The Federal Circuit found authority for its across-the-board subject-matter eligibility test in a 1972 opinion from the United States Supreme Court, Gottschalk v. Benson. Under that test, a method invention is eligible for patenting if "(1) it is tied to a particular machine or apparatus, or (2) it transforms a particular article into a different state or thing." The Federal Circuit repeatedly stressed that this test is the only test for the subject-matter eligibility of method inventions. The Federal Circuit also suggested, however, that the Supreme Court "may ultimately decide to alter or perhaps even set aside this test to accommodate emerging technologies."

The Federal Circuit also explicitly rejected a number of alternative formulations of the subject-matter eligibility test. For example, it rejected the "technological arts" test and explicitly admonished both the Patent and Trademark Office and the district courts to avoid using "technological arts" as a shortcut for a "machine-or-transformation" inquiry.

The Federal Circuit did not explicitly overrule its decision in State St. Bank & Trust Co. v. Signature Fin. Group, which is generally regarded as having opened the door for "business method" patents. However, it noted that to the extent State Street and subsequent decisions rely on the "useful, concrete and tangible result" test rather than the "machine-or-transformation" test, those portions of those decisions "should no longer be relied on."

Because the Bilski claims at issue did not contain any "machine" limitations, the Federal Circuit's consideration was limited to an application of the "transformation" prong of the test, concluding that Bilski’s "manipulations ... of public or private legal obligations or relationships, business risks, or other such abstractions" did not constitute a patent-eligible "transformation." It further noted that a transformation that merely involved "insignificant postsolution activity" or "extra-solution activity" would not be a sufficient transformation, citing the Supreme Court's opinions in Diamond v. Diehr and Parker v. Flook. The Federal Circuit did not address what would constitute a sufficient "tie" to a machine or apparatus under the "machine" prong of the test, and explicitly declined to address whether mere recitation of a computer would be sufficient.

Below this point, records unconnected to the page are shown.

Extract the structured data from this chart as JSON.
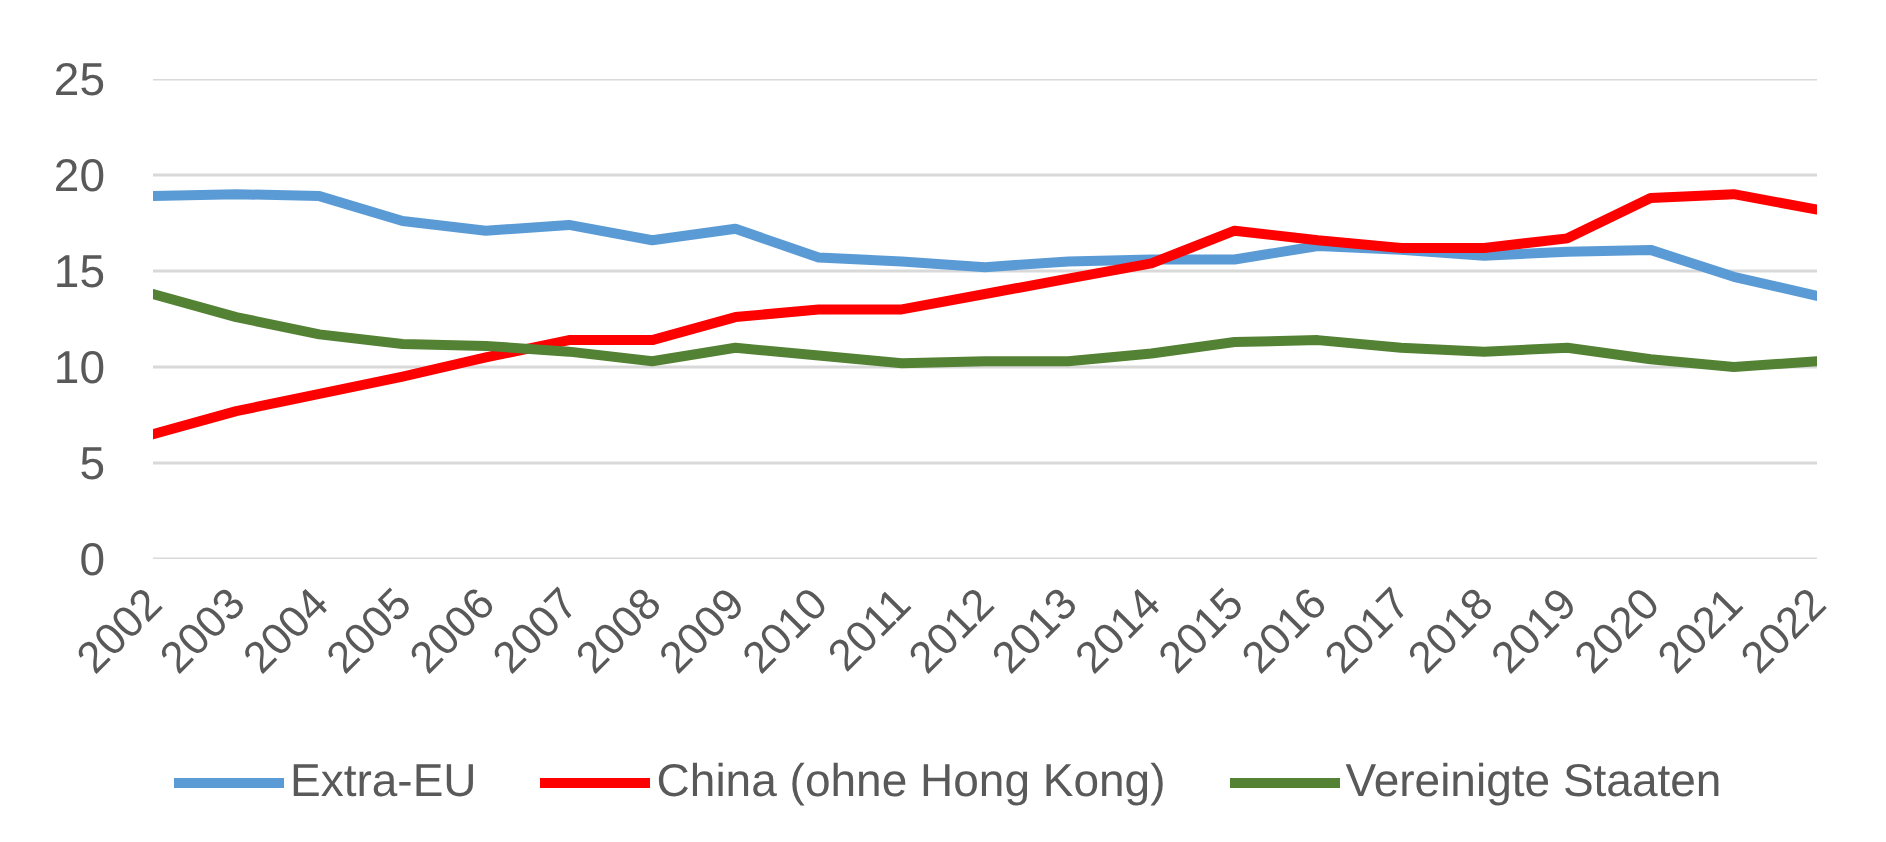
{
  "chart_data": {
    "type": "line",
    "categories": [
      "2002",
      "2003",
      "2004",
      "2005",
      "2006",
      "2007",
      "2008",
      "2009",
      "2010",
      "2011",
      "2012",
      "2013",
      "2014",
      "2015",
      "2016",
      "2017",
      "2018",
      "2019",
      "2020",
      "2021",
      "2022"
    ],
    "ylim": [
      0,
      25
    ],
    "yticks": [
      0,
      5,
      10,
      15,
      20,
      25
    ],
    "grid": "y",
    "legend": "bottom",
    "marker": "none",
    "line_style": "solid",
    "series": [
      {
        "name": "Extra-EU",
        "color": "#5b9bd5",
        "values": [
          18.9,
          19.0,
          18.9,
          17.6,
          17.1,
          17.4,
          16.6,
          17.2,
          15.7,
          15.5,
          15.2,
          15.5,
          15.6,
          15.6,
          16.3,
          16.1,
          15.8,
          16.0,
          16.1,
          14.7,
          13.7
        ]
      },
      {
        "name": "China (ohne Hong Kong)",
        "color": "#ff0000",
        "values": [
          6.5,
          7.7,
          8.6,
          9.5,
          10.5,
          11.4,
          11.4,
          12.6,
          13.0,
          13.0,
          13.8,
          14.6,
          15.4,
          17.1,
          16.6,
          16.2,
          16.2,
          16.7,
          18.8,
          19.0,
          18.2
        ]
      },
      {
        "name": "Vereinigte Staaten",
        "color": "#548235",
        "values": [
          13.8,
          12.6,
          11.7,
          11.2,
          11.1,
          10.8,
          10.3,
          11.0,
          10.6,
          10.2,
          10.3,
          10.3,
          10.7,
          11.3,
          11.4,
          11.0,
          10.8,
          11.0,
          10.4,
          10.0,
          10.3
        ]
      }
    ]
  }
}
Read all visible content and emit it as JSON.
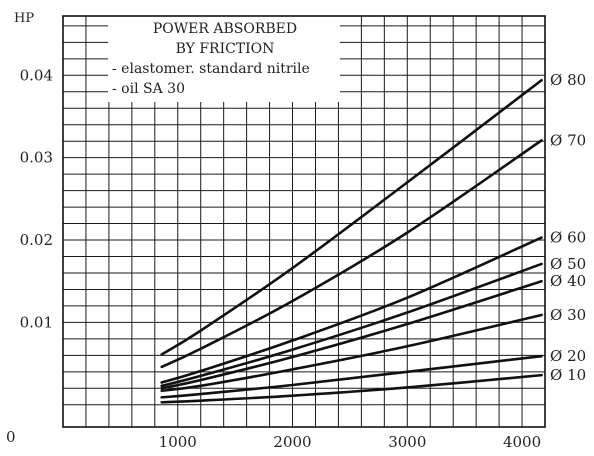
{
  "chart_data": {
    "type": "line",
    "title": "",
    "xlabel": "",
    "ylabel": "HP",
    "xlim": [
      0,
      4200
    ],
    "ylim": [
      -0.0027,
      0.0472
    ],
    "x_ticks": [
      1000,
      2000,
      3000,
      4000
    ],
    "x_tick_labels": [
      "1000",
      "2000",
      "3000",
      "4000"
    ],
    "y_ticks": [
      0.01,
      0.02,
      0.03,
      0.04
    ],
    "y_tick_labels": [
      "0.01",
      "0.02",
      "0.03",
      "0.04"
    ],
    "zero_label": "0",
    "grid": true,
    "legend_box": {
      "position": "top-center",
      "lines": [
        "POWER ABSORBED",
        "BY FRICTION",
        "- elastomer. standard nitrile",
        "- oil SA 30"
      ]
    },
    "series": [
      {
        "name": "Ø 80",
        "x": [
          860,
          1200,
          2000,
          3000,
          4170
        ],
        "y": [
          0.0061,
          0.009,
          0.0166,
          0.027,
          0.0394
        ]
      },
      {
        "name": "Ø 70",
        "x": [
          860,
          1200,
          2000,
          3000,
          4170
        ],
        "y": [
          0.0046,
          0.0068,
          0.0126,
          0.0209,
          0.0321
        ]
      },
      {
        "name": "Ø 60",
        "x": [
          860,
          1200,
          2000,
          3000,
          4170
        ],
        "y": [
          0.0027,
          0.0041,
          0.0078,
          0.013,
          0.0203
        ]
      },
      {
        "name": "Ø 50",
        "x": [
          860,
          1200,
          2000,
          3000,
          4170
        ],
        "y": [
          0.0023,
          0.0035,
          0.0067,
          0.0112,
          0.0171
        ]
      },
      {
        "name": "Ø 40",
        "x": [
          860,
          1200,
          2000,
          3000,
          4170
        ],
        "y": [
          0.002,
          0.003,
          0.0058,
          0.0098,
          0.015
        ]
      },
      {
        "name": "Ø 30",
        "x": [
          860,
          1200,
          2000,
          3000,
          4170
        ],
        "y": [
          0.0017,
          0.0023,
          0.0043,
          0.0071,
          0.0109
        ]
      },
      {
        "name": "Ø 20",
        "x": [
          860,
          1200,
          2000,
          3000,
          4170
        ],
        "y": [
          0.0009,
          0.0013,
          0.0024,
          0.004,
          0.0059
        ]
      },
      {
        "name": "Ø 10",
        "x": [
          860,
          1200,
          2000,
          3000,
          4170
        ],
        "y": [
          0.0003,
          0.0005,
          0.0011,
          0.0021,
          0.0036
        ]
      }
    ]
  }
}
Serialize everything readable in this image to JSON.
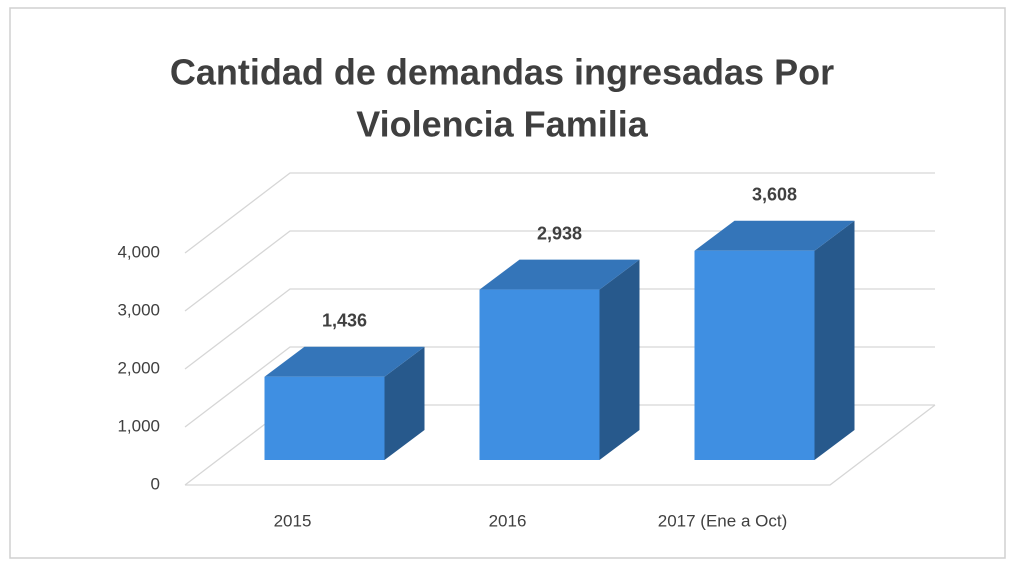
{
  "chart_data": {
    "type": "bar3d",
    "title": [
      "Cantidad de demandas ingresadas Por",
      "Violencia Familia"
    ],
    "categories": [
      "2015",
      "2016",
      "2017 (Ene a Oct)"
    ],
    "values": [
      1436,
      2938,
      3608
    ],
    "value_labels": [
      "1,436",
      "2,938",
      "3,608"
    ],
    "color": "#3f8fe2",
    "ylim": [
      0,
      4000
    ],
    "yticks": [
      0,
      {
        "value": 1000,
        "label": "1,000"
      },
      {
        "value": 2000,
        "label": "2,000"
      },
      {
        "value": 3000,
        "label": "3,000"
      },
      {
        "value": 4000,
        "label": "4,000"
      }
    ],
    "grid": true
  }
}
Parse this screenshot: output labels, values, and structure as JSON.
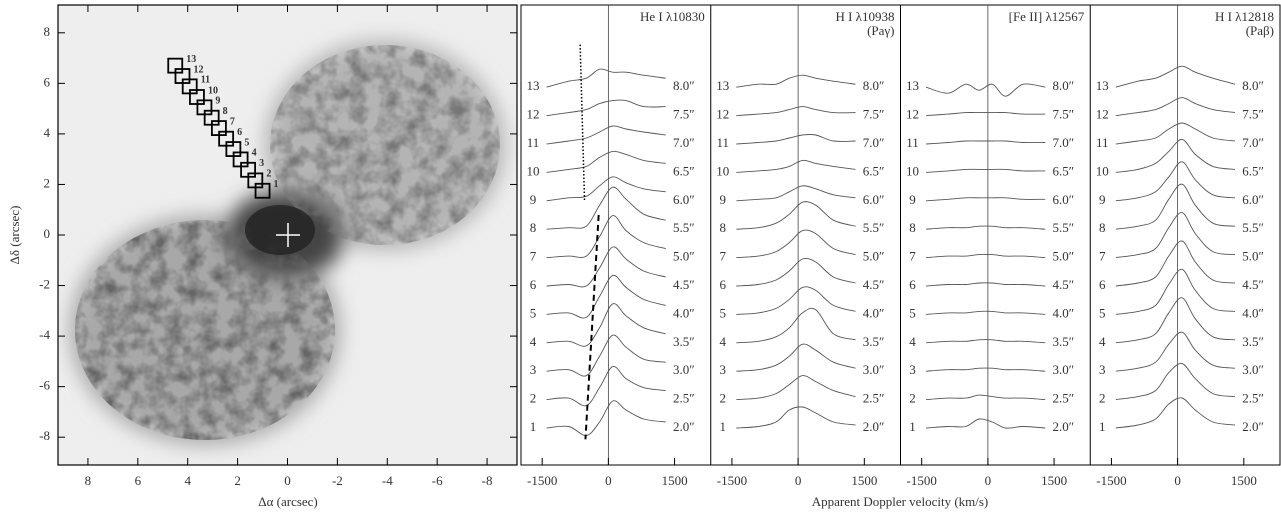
{
  "chart_data": [
    {
      "type": "image",
      "xlabel": "Δα (arcsec)",
      "ylabel": "Δδ (arcsec)",
      "xlim": [
        9.2,
        -9.2
      ],
      "ylim": [
        -9.1,
        9.1
      ],
      "xticks": [
        8,
        6,
        4,
        2,
        0,
        -2,
        -4,
        -6,
        -8
      ],
      "yticks": [
        -8,
        -6,
        -4,
        -2,
        0,
        2,
        4,
        6,
        8
      ],
      "apertures": {
        "labels": [
          "1",
          "2",
          "3",
          "4",
          "5",
          "6",
          "7",
          "8",
          "9",
          "10",
          "11",
          "12",
          "13"
        ],
        "x": [
          1.0,
          1.29,
          1.58,
          1.88,
          2.17,
          2.46,
          2.75,
          3.04,
          3.33,
          3.63,
          3.92,
          4.21,
          4.5
        ],
        "y": [
          1.75,
          2.16,
          2.58,
          2.99,
          3.4,
          3.81,
          4.23,
          4.64,
          5.05,
          5.46,
          5.88,
          6.29,
          6.7
        ]
      }
    },
    {
      "type": "spectra",
      "xlabel": "Apparent Doppler velocity (km/s)",
      "xlim": [
        -1980,
        2320
      ],
      "xticks": [
        -1500,
        0,
        1500
      ],
      "x": [
        -1400,
        -900,
        -500,
        -200,
        100,
        400,
        800,
        1300
      ],
      "rows": [
        1,
        2,
        3,
        4,
        5,
        6,
        7,
        8,
        9,
        10,
        11,
        12,
        13
      ],
      "offsets": [
        "2.0″",
        "2.5″",
        "3.0″",
        "3.5″",
        "4.0″",
        "4.5″",
        "5.0″",
        "5.5″",
        "6.0″",
        "6.5″",
        "7.0″",
        "7.5″",
        "8.0″"
      ],
      "panels": [
        {
          "title": "He I λ10830",
          "color": "#555555",
          "guides": [
            {
              "style": "dotted",
              "x": [
                -640,
                -540
              ],
              "rows": [
                14.5,
                9.0
              ]
            },
            {
              "style": "dashed",
              "x": [
                -220,
                -520
              ],
              "rows": [
                8.5,
                0.6
              ]
            }
          ],
          "spectra": [
            [
              0,
              0.05,
              -0.25,
              0.2,
              0.9,
              0.6,
              0.3,
              0.2
            ],
            [
              0,
              0.05,
              -0.2,
              0.4,
              1.1,
              0.7,
              0.4,
              0.3
            ],
            [
              0,
              0.05,
              -0.15,
              0.5,
              1.2,
              0.8,
              0.4,
              0.3
            ],
            [
              0,
              0.05,
              -0.1,
              0.5,
              1.3,
              0.9,
              0.5,
              0.3
            ],
            [
              0,
              0.05,
              -0.1,
              0.6,
              1.3,
              0.9,
              0.5,
              0.3
            ],
            [
              0,
              0.05,
              0,
              0.6,
              1.3,
              0.9,
              0.5,
              0.3
            ],
            [
              0,
              0.05,
              0.05,
              0.7,
              1.4,
              0.9,
              0.5,
              0.3
            ],
            [
              0,
              0.05,
              0.1,
              0.8,
              1.4,
              1.0,
              0.5,
              0.3
            ],
            [
              0,
              0.1,
              0.15,
              0.5,
              0.8,
              0.6,
              0.4,
              0.3
            ],
            [
              0,
              0.1,
              0.2,
              0.5,
              0.7,
              0.6,
              0.4,
              0.3
            ],
            [
              0,
              0.1,
              0.2,
              0.4,
              0.6,
              0.5,
              0.4,
              0.3
            ],
            [
              0,
              0.1,
              0.2,
              0.4,
              0.5,
              0.5,
              0.3,
              0.3
            ],
            [
              0,
              0.2,
              0.3,
              0.6,
              0.5,
              0.5,
              0.4,
              0.3
            ]
          ]
        },
        {
          "title": "H I λ10938",
          "subtitle": "(Paγ)",
          "color": "#555555",
          "spectra": [
            [
              0,
              0.05,
              0.2,
              0.6,
              0.7,
              0.5,
              0.2,
              0.1
            ],
            [
              0,
              0.05,
              0.2,
              0.5,
              0.8,
              0.6,
              0.3,
              0.1
            ],
            [
              0,
              0.05,
              0.2,
              0.5,
              0.9,
              0.7,
              0.3,
              0.1
            ],
            [
              0,
              0.05,
              0.2,
              0.5,
              1.0,
              1.1,
              0.3,
              0.1
            ],
            [
              0,
              0.05,
              0.2,
              0.5,
              0.9,
              0.8,
              0.3,
              0.1
            ],
            [
              0,
              0.05,
              0.2,
              0.5,
              0.9,
              0.8,
              0.3,
              0.1
            ],
            [
              0,
              0.05,
              0.2,
              0.5,
              0.9,
              0.8,
              0.3,
              0.1
            ],
            [
              0,
              0.05,
              0.2,
              0.5,
              0.9,
              0.8,
              0.3,
              0.1
            ],
            [
              0,
              0.05,
              0.1,
              0.3,
              0.5,
              0.4,
              0.2,
              0.1
            ],
            [
              0,
              0.05,
              0.1,
              0.2,
              0.4,
              0.3,
              0.2,
              0.1
            ],
            [
              0,
              0.05,
              0.1,
              0.2,
              0.3,
              0.3,
              0.1,
              0.1
            ],
            [
              0,
              0.05,
              0.1,
              0.2,
              0.3,
              0.2,
              0.1,
              0.1
            ],
            [
              0,
              0.1,
              0.1,
              0.3,
              0.4,
              0.3,
              0.2,
              0.1
            ]
          ]
        },
        {
          "title": "[Fe II] λ12567",
          "color": "#555555",
          "spectra": [
            [
              0,
              0.05,
              0.05,
              0.3,
              0.2,
              0,
              0.05,
              0
            ],
            [
              0,
              0.05,
              0.05,
              0.15,
              0.1,
              0.05,
              0.05,
              0
            ],
            [
              0,
              0.05,
              0.05,
              0.1,
              0.1,
              0.05,
              0.05,
              0
            ],
            [
              0,
              0.05,
              0.05,
              0.1,
              0.1,
              0.05,
              0.05,
              0
            ],
            [
              0,
              0.05,
              0.05,
              0.1,
              0.1,
              0.05,
              0.05,
              0
            ],
            [
              0,
              0.05,
              0.05,
              0.1,
              0.1,
              0.05,
              0.05,
              0
            ],
            [
              0,
              0.05,
              0.05,
              0.1,
              0.1,
              0.05,
              0.05,
              0
            ],
            [
              0,
              0.05,
              0.05,
              0.1,
              0.1,
              0.05,
              0.05,
              0
            ],
            [
              0,
              0.05,
              0.1,
              0.1,
              0.1,
              0.1,
              0.05,
              0.05
            ],
            [
              0,
              0.05,
              0.1,
              0.1,
              0.1,
              0.1,
              0.05,
              0.05
            ],
            [
              0,
              0.05,
              0.1,
              0.1,
              0.1,
              0.1,
              0.05,
              0.05
            ],
            [
              0,
              0.05,
              0.1,
              0.1,
              0.1,
              0.1,
              0.05,
              0.05
            ],
            [
              0,
              -0.2,
              0.1,
              -0.1,
              0.1,
              -0.3,
              0.1,
              0
            ]
          ]
        },
        {
          "title": "H I λ12818",
          "subtitle": "(Paβ)",
          "color": "#555555",
          "spectra": [
            [
              0,
              0.1,
              0.3,
              0.8,
              1.0,
              0.6,
              0.2,
              0.1
            ],
            [
              0,
              0.1,
              0.3,
              0.9,
              1.2,
              0.7,
              0.2,
              0.1
            ],
            [
              0,
              0.1,
              0.3,
              0.9,
              1.3,
              0.7,
              0.2,
              0.1
            ],
            [
              0,
              0.1,
              0.3,
              1.0,
              1.5,
              0.8,
              0.2,
              0.1
            ],
            [
              0,
              0.1,
              0.3,
              1.0,
              1.5,
              0.8,
              0.2,
              0.1
            ],
            [
              0,
              0.1,
              0.3,
              1.0,
              1.5,
              0.8,
              0.2,
              0.1
            ],
            [
              0,
              0.1,
              0.3,
              1.0,
              1.5,
              0.8,
              0.2,
              0.1
            ],
            [
              0,
              0.1,
              0.3,
              1.0,
              1.5,
              0.8,
              0.2,
              0.1
            ],
            [
              0,
              0.1,
              0.3,
              0.8,
              1.3,
              0.7,
              0.2,
              0.1
            ],
            [
              0,
              0.1,
              0.3,
              0.7,
              1.1,
              0.6,
              0.2,
              0.1
            ],
            [
              0,
              0.1,
              0.2,
              0.5,
              0.7,
              0.5,
              0.2,
              0.1
            ],
            [
              0,
              0.1,
              0.2,
              0.4,
              0.6,
              0.4,
              0.2,
              0.1
            ],
            [
              0,
              0.2,
              0.3,
              0.5,
              0.7,
              0.5,
              0.3,
              0.1
            ]
          ]
        }
      ]
    }
  ]
}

The decision included one concurrence and three dissents. Of the three dissenting opinions, only Judge Newman’s dissent advocated a different result. Judge Mayer dissented because he felt the majority did not go far enough and should have overruled State Street and AT&T Corp. v. Excel Communications, Inc. and established a per se ban on "business method" patents. Judge Rader, on the other hand, felt that the majority went further than it had to when it could have simply affirmed the rejection of the Bilski claims as being directed to a patent-ineligible "abstract idea."